Yesterday, I got a new phone. Which is good, because the old one was rebelling like a Russian Bolshevik1. It’s newest trick was randomly calling people in my address book. That and not receiving and/or sending most text messages. But it was doing that for a while.

So this morning in the shower while contemplating the life and death of a phone, I realized with a great stab of despair that with this old phone would die my personalized message from Carl Kassell on my voicemail! For shame! I must email Wait Wait…Don’t Tell Me and see if he will record a copy for me, I thought to myself.

Thinking about “Wait, Wait…Don’t Tell Me” made me remember that it was almost a year ago to the day that I started my internship with them. It feels so long ago that I boarded a plane in a mild panic and moved to Chicago, which turned out to be the greatest city in America/maybe anywhere.

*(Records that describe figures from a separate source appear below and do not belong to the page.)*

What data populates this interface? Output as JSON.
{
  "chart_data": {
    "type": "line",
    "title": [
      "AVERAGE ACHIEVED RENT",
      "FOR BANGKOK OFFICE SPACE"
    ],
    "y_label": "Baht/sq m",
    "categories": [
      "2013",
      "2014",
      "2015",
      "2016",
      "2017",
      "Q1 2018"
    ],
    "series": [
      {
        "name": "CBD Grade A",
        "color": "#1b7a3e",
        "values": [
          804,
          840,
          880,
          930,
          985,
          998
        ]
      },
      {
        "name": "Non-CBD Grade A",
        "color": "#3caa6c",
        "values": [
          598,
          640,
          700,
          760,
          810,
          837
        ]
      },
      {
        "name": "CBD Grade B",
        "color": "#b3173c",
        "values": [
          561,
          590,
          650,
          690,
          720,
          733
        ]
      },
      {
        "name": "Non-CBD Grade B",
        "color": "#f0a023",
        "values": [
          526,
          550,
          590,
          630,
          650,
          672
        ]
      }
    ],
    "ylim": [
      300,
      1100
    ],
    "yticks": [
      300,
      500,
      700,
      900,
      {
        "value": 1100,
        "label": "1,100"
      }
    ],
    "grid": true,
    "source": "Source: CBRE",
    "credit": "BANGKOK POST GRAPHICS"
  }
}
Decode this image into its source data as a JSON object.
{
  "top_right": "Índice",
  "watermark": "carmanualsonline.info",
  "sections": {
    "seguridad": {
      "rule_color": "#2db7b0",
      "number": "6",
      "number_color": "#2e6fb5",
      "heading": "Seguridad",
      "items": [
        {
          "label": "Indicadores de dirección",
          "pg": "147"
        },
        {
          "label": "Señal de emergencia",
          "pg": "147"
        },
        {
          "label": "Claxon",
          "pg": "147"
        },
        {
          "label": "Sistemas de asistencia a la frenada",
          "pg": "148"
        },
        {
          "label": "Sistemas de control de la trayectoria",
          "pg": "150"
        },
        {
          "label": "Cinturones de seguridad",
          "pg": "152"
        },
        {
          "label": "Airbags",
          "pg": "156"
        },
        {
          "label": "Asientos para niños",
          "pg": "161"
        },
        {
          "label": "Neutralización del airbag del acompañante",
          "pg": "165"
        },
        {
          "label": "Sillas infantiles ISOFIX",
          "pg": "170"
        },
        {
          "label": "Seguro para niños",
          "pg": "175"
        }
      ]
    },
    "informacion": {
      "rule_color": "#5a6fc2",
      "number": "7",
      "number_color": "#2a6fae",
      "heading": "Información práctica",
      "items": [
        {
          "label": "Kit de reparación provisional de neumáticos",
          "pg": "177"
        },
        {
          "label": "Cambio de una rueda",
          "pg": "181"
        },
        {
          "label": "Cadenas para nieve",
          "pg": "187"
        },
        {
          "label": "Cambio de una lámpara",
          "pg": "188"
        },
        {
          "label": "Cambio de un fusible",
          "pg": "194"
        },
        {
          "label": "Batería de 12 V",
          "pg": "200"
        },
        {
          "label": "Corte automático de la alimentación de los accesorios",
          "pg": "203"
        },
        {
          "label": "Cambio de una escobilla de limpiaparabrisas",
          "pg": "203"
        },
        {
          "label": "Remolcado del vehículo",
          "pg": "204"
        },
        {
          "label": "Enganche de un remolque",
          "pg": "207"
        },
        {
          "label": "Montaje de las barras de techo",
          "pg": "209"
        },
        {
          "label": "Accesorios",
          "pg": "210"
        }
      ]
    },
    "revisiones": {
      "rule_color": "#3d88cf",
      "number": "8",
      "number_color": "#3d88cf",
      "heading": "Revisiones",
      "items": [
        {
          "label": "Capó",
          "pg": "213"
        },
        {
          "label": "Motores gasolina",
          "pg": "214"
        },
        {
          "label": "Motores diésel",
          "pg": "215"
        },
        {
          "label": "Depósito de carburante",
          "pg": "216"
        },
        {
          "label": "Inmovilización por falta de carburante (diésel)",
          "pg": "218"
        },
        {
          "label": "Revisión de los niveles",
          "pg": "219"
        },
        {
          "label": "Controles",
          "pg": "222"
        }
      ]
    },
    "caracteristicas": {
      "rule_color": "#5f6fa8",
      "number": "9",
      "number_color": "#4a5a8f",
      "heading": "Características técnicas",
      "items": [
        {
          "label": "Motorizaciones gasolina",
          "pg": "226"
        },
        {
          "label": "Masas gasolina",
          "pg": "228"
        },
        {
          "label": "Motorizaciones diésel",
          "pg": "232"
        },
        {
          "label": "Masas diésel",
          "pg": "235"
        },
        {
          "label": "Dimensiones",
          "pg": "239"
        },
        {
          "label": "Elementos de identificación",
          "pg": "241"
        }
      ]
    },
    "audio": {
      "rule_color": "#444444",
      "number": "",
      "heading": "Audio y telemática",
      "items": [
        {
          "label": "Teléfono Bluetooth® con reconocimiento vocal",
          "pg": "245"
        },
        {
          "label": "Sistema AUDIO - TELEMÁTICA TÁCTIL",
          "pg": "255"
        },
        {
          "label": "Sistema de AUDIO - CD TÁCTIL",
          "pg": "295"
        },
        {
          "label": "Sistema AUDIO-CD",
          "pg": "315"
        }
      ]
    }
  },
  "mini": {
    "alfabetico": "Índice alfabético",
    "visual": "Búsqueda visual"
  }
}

I thought about that plane ride, with only my laptop and my diet coke and my anxiety for company, and how I blogged on the plane ride over there. When suddenly it hit me…

I MISSED IT!

I missed my blog’s birthday! I celebrated the dog’s birthday on Saturday, and in all the excitement of that, I totally forgot that Looking for Chicago/Boston turned the big 1 on Sunday! What a terrible blogger to forget my own blog’s birthday. As a childless single young woman, this blog is basically the longest relationship I have ever had. Forgetting its birthday could be cause for a breakup.

Fortunately, my blog is not the vengeful type. So we are going to be celebrating the big anniversary sometime in the upcoming week with a GIVEAWAY2!  Are you excited? You should be. It will probably involve books, and maybe cookies. And when it arrives, you should enter!

Stay tuned.

  1. See, that history degree wasn’t a total waste.
  2. A giveaway, you say? What sort of giveaway3?
  3. A super mega awesome foxy hot giveaway.